Hermiston Herald
February 5, 2002

Incineration foes cheer decision by supreme court

By Frank Lockwood
Staff writer

HERMISTON - A trial concerning Umatilla Chemical Agent Disposal Facility permits, including cross examinations, is almost certain: On Jan. 15 the Oregon Supreme Court declined to overrule a Circuit Court opinion and ruling to that effect.

Agencies will likely be required to redefine their permitting procedures. Whether incineration of chemical weapons will be held up remains to be seen. Department of Environmental Quality (DEQ) officials had hoped the Supreme Court would order Circuit Court Judge Michael Marcus to make a decision in the case dubbed G.A.S.P. III.

Marcus had refused to decide whether DEQ was correct in its decision not to revoke UMCDF permits as G.A.S.P., Sierra Club, Oregon Wildlife Federation, and 22 individual citizens had requested. He lacked the evidentiary records necessary, he noted.

The G.A.S.P. alliance claims the Umatilla Chemical Agent Disposal Facility was permitted illegally, because DEQ had repeatedly denied their requests for more formal hearings on permit decisions.

Sue Oliver of the Oregon Department of Environmental Quality, said last week that the Supreme Court's refusal to intervene has left open a potential for havoc in all state agencies covered by the Administrative Procedures Act. Under the act, agencies themselves review challenges to decisions. Oliver said she fears that the law has been interpreted so that anyone wanting to challenge a decision of any agency covered by the act may have the right to trial-like procedures. In addition, challenges may hold agencies responsible for evidence that was not available at the time the original decision was made, Oliver said.

But G.A.S.P. attorney Richard Condit says Oregon should have allowed the hearings long ago. Condit told The Hermiston Herald, "Other states had full review by commissions. Oregon is the only state that permitted a process like that, that permitted building a (chemical incineration) facility like that, without evidentiary hearings.

"It is most disconcerting that the incinerator has gotten to this stage without allowing concerned citizen groups the opportunity to challenge decisions and present evidence in a full evidentiary hearing," Condit said. "For years, the state and its agencies have had this idea that the state could permit that facility without evidentiary hearings, (but) citizens wanted people put under oath, with the opportunity to cross examine experts, the kinds of things you find in a formal hearing," Condit said.

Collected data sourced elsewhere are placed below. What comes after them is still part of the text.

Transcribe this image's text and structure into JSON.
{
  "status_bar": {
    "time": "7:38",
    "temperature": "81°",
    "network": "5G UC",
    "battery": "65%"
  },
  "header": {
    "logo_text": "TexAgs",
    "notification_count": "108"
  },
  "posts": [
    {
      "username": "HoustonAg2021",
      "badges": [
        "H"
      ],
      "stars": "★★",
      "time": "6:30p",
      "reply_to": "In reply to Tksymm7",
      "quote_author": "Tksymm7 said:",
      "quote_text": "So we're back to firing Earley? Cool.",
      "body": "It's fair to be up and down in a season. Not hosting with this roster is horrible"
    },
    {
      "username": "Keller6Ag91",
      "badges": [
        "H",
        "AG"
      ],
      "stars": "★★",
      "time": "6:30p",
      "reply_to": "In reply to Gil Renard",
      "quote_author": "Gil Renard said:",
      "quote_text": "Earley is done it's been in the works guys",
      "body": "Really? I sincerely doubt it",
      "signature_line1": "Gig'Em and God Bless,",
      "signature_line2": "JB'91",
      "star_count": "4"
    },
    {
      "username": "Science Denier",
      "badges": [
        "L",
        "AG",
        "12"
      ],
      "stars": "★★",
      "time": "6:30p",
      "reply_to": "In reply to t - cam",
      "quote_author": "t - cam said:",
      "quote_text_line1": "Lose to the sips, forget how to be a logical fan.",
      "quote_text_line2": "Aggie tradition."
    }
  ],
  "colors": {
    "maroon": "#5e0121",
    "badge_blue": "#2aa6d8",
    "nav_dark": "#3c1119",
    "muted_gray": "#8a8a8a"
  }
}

In October 2001, based on additional information, the court reversed its own earlier decisions: Citizens did, indeed, have the right to trial-like proceedings, Multnomah Circuit Court Judge Michael Marcus determined. Oliver said Marcus was "clearly reluctant" to make such as conclusion, but felt he had no choice.

According to Marcus' court opinion and order, "It is extremely difficult, if not impossible, to assess whether the agencies have acted consistently ... to ensure the protection of health, safety, and the environment." Because of that difficulty, Marcus said he could not make a decision as to whether the DEQ had been correct in refusing to revoke the UMCDF permits.

The absence of agency findings or conclusions "seriously impairs" the court's ability to determine whether the agencies have erroneously interpreted a provision of law, acted outside the range of discretion delegated to the agency by law or in violation of state or federal law, or issued an order not supported by substantial evidence in the record, the
opinion claimed. Because of that, hearings must be held.

The judge's change of opinion was based partly on another supreme court case, referred to as the Norden Ruling. "The legislature has imposed on agencies the requirement of trial-like proceedings that culminate in a record, findings of fact, and conclusions of law," Marcus' concluded.

That cheered environmental groups but worried state officials, who asked the Oregon Supreme Court for relief through a writ of mandamus, which has now been denied.

Parties agree, a writ of mandamus is an "extraordinary measure," and the denial means that the seven Supreme Court judges decided not to take the case, not that the judges sided with either party.

But Condit said his clients got what they had hoped for. "Citizens wanted people put under oath, with opportunities to cross examine experts the kind of things you find in a formal hearing. Now it looks like we are going to get that opportunity," Condit said.

No one seems sure how Marcus' ruling will affect UMCDF's scheduled incineration of chemical weapons. Trial burns of surrogate chemicals are expected to begin next summer.
Attorneys plan to meet with Judge Marcus within the next few weeks to establish a schedule for the trial, and both parties may need time to gather further evidence.

In Marcus' footnotes, he had called on others to challenge his findings. He would welcome a review and cooperate, "given the importance of the issues in this case and the risks inherent in delay of disposal of the extremely hazardous chemical agents during litigation," he wrote. One possibility was that Supreme Court might intervene and order Marcus to make a decision based on the information already available, without a trial, but that did not happen.

"Why is (the state) acting more like a lap dog than a watchdog? " Condit asked. "Maybe we'll find out later this year when the case comes to trial in Circuit Court," he added. Oregon environmental law, we believe, has been clearly violated by the permitting of the facility."